Newsgroups: comp.ai.philosophy
Path: cantaloupe.srv.cs.cmu.edu!das-news2.harvard.edu!fas-news.harvard.edu!newspump.wustl.edu!news.ecn.bgu.edu!usenet.ins.cwru.edu!howland.reston.ans.net!pipex!uunet!swissbank!root
From: gerryg@il.us.swissbank.com (Gerald Gleason)
Subject: Re: What's innate? (Was Re: Artificial Neural Networks and Cognition
Message-ID: <1995Jan26.150315.1420@il.us.swissbank.com>
Sender: root@il.us.swissbank.com (Operator)
Nntp-Posting-Host: ch1d264nwk
Organization: Swiss Bank Corporation CM&T Division
References: <3g6js6$fug@mp.cs.niu.edu>
Date: Thu, 26 Jan 1995 15:03:15 GMT
Lines: 34

Neil Rickert writes
> In <1995Jan25.152928.17262@il.us.swissbank.com>  
gerryg@il.us.swissbank.com (Gerald Gleason) writes:

> >                         The program to find a UG in the sense
> > originally meant by Chomsky and his supporters has failed,

> Chomsky would not agree that it has failed.

Probably not.  I suppose there is not any conscensus on this, but the  
evidendce is mounting.

> >                             and so many have concluded that natural
> > language does not have an abstract, exclusively syntactical grammer.

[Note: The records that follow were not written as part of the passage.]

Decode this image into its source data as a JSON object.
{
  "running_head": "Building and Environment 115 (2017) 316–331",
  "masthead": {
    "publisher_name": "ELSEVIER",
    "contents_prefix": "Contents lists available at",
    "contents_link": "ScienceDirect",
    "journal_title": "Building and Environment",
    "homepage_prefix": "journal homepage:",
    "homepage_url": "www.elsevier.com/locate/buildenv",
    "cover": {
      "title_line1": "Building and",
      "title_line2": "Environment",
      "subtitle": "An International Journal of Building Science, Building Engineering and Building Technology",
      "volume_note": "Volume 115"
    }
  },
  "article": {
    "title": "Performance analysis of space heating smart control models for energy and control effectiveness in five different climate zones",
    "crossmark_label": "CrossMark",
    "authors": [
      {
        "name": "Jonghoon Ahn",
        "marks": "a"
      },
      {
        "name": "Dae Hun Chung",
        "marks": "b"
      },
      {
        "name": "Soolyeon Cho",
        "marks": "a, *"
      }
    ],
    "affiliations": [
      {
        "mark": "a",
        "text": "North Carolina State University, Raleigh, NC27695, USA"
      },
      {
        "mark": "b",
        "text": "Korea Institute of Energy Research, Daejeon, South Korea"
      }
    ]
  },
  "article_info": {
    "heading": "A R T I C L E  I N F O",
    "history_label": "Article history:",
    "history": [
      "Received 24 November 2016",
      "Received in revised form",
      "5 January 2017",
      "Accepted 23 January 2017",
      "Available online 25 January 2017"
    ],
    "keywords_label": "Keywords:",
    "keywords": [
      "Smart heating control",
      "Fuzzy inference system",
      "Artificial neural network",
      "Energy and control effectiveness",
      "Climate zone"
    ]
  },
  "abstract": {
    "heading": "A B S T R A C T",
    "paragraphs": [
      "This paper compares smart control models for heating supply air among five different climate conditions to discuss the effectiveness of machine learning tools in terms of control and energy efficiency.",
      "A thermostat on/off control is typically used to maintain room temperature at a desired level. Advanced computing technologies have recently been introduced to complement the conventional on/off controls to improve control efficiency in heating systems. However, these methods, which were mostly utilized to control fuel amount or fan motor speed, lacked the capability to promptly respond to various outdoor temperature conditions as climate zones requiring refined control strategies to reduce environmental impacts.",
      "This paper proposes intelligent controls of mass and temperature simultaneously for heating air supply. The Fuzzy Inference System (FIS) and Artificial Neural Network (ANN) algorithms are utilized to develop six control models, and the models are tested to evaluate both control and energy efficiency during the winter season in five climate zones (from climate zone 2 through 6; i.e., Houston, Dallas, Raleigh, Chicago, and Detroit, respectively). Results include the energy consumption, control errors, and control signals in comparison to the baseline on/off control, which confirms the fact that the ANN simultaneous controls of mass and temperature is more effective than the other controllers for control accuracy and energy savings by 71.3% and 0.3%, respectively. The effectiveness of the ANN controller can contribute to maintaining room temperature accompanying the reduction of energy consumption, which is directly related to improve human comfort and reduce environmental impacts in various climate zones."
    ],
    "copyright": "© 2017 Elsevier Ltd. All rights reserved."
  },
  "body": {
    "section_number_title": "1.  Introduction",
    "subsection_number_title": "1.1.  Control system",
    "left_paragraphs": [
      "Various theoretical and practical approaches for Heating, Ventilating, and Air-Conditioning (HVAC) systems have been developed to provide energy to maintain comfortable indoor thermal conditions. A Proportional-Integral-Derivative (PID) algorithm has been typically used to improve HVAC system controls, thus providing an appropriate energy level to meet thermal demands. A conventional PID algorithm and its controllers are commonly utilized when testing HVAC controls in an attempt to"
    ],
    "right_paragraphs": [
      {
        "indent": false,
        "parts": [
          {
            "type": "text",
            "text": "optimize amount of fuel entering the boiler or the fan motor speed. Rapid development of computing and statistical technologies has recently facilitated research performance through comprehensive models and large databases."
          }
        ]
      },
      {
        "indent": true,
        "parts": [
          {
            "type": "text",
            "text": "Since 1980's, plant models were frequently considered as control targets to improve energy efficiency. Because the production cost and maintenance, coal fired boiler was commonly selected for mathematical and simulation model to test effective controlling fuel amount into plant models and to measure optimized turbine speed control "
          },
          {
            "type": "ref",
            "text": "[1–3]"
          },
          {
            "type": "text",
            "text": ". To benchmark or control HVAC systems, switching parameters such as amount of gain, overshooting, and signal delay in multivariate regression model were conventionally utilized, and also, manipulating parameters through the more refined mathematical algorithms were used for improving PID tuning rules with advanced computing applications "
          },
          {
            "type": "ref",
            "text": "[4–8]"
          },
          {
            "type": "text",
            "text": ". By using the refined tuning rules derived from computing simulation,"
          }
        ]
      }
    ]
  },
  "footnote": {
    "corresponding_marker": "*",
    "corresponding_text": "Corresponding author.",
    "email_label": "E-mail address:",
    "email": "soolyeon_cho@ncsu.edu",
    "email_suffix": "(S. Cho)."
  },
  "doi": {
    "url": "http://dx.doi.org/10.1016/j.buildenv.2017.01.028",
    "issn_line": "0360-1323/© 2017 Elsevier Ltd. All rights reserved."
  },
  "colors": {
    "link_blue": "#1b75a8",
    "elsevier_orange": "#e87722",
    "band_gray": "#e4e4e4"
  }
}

> I tend to question the "and so" with which you begin this assertion.
> I expect many have reached this conclusion quite independently of
> what the Chomsky school has been saying.  It was probably a common
> view prior to the Chomsky era.

You may have a point, but I don't see how it could be much more than a  
conjecture without what has been learned in all the failed attempts.   
Maybe another path could have been followed, but cognitivism was dominant  
at the time when people were first able carry out any real experiments  
with designed systems as complex as computers were then.

It wasn't that the entire program was wrong in any sense, but that a  
researcher's vision is always limited by the historical facts.  How could  
Newton and his immediate successors have predicted relativity or quantum  
mechanics?  It's just that the time between paridigm shifts is being  
compressed so that anyone can look foolish in his or her own lifetime,  
unless you can remain flexible enough to keep learning.